Crime Library: Criminal Minds and Methods

Diane Downs: Her Children Got in the Way of Her Love

Suspicions

Tracy's mind had wandered a moment while Diane spoke. He had read the doctor's report on his treatment of Diane's arm injury: "A single bullet entered her left forearm...it split in two as it shattered the radius, and then exited, leaving two smaller wounds." As she related her getaway from the man on the road, how the bullet struck her arm, he couldn't help thinking that the place where she was wounded is the exact same place other killers have shot themselves to make it appear that they were attacked by a phony assailant.

But, he was not would not! pass judgment until the evidence was in. And that would not be for some time.

Before the interview ended, Diane agreed to sign a search warrant on her home. She admitted she owned a .38 caliber pistol, which she kept for protection on her delivery route, and a .22 caliber rifle for home safety, but both were unused. One lay cold, hidden under rags in her trunk, the other collected dust on a shelf in her home.

Meanwhile, police around the hospital were busy. In the driveway, they prepared the red Nissan Pulsar with the Arizona license plates for transporting to the crime lab for further investigation. In the morgue, Sergeant Jon Peckels photographed the wounds on the dead girl. Behind ER, detective Ray Poole collected evidentiary bloody clothing removed from all three children. All personnel assigned to this particular homicide knew, without a doubt, the weekend ahead would mean little leisure time and a lot of pounding on doors, question-asking and rattling of brain cells to figure out this confounding, irritating and heartbreaking mystery.

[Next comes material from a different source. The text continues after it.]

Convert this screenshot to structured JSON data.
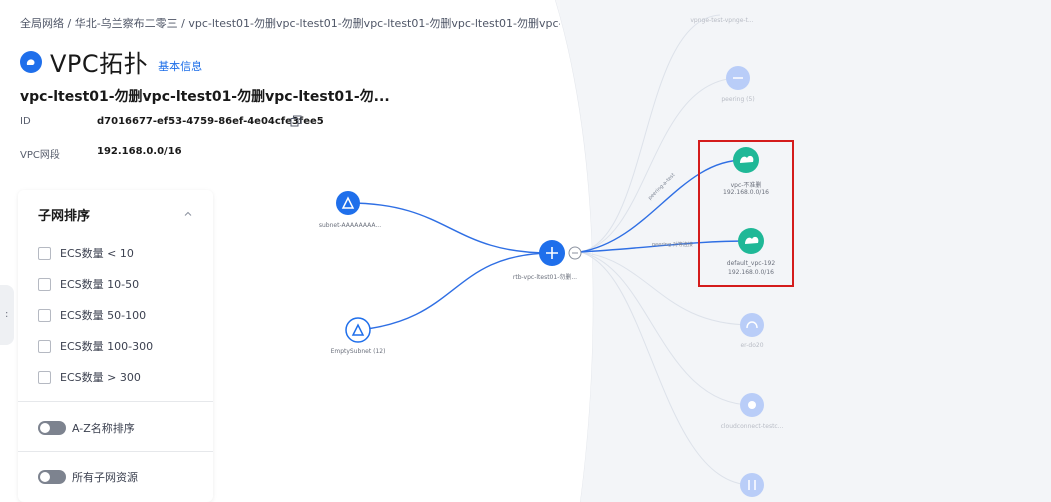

Because three helpless children had their bodies savagely blown open by a gunner, the policemen didn't mind the overtime one bit. They wanted the killer now.

*****

Several nurses and an investigator were bedside when Diane Downs was finally allowed into the intensive care unit to see Christie, one of her two surviving children. The spectators noted that, as she squeezed her daughter's hand, murmuring, "I love you," she did so as devoid of warmth as an icicle; her words were passed through clenched teeth. Paul Alton, the investigator, noticed something else: that the child's eyes, peeking from above an oxygen mask, took on the glaze of fear when spotting her mom approaching.

"I happened to glance at the heart rate monitor the pulse when Diane came in," said he. "The scope showed Christie's heart was beating 104 times a minute (but) when Diane took hold of her...that scope jumped to 147!"

*****

Friday morning, plainclothesmen checked with the Plourds to ensure Diane and her kids had visited them the previous evening as Diane had asserted. Mrs. Plourd confirmed the visitation, as well as the reason for it: to give her an ad about horses.

Under the supervision of Tracy and Kurt Welch, state troopers searched Diane's Springfield residence, requisitioning several items, including a diary that they found, the aforementioned rifle (a Glenfield .22 caliber located where Diane had said) and a box of standard .22 caliber shells, same as those taken from the children's bodies.

Diane Downs
Diane Downs

One particular item, however, interested Dick Tracy: a photo of a young man in a beard that shared space atop the television with other pictures of Diane. Tracy was cognizant of the fact that Diane had made a phone call to a man in Arizona, a former boyfriend supposedly, not long after arriving at the hospital. Before she knew the state of her children, before alerting her ex-husband and the father of the children, she acted as if compelled to call this Arizona man.

Tracy, studying the photo of the man, wondered if he was looking at the object of Diane's urgent phone call.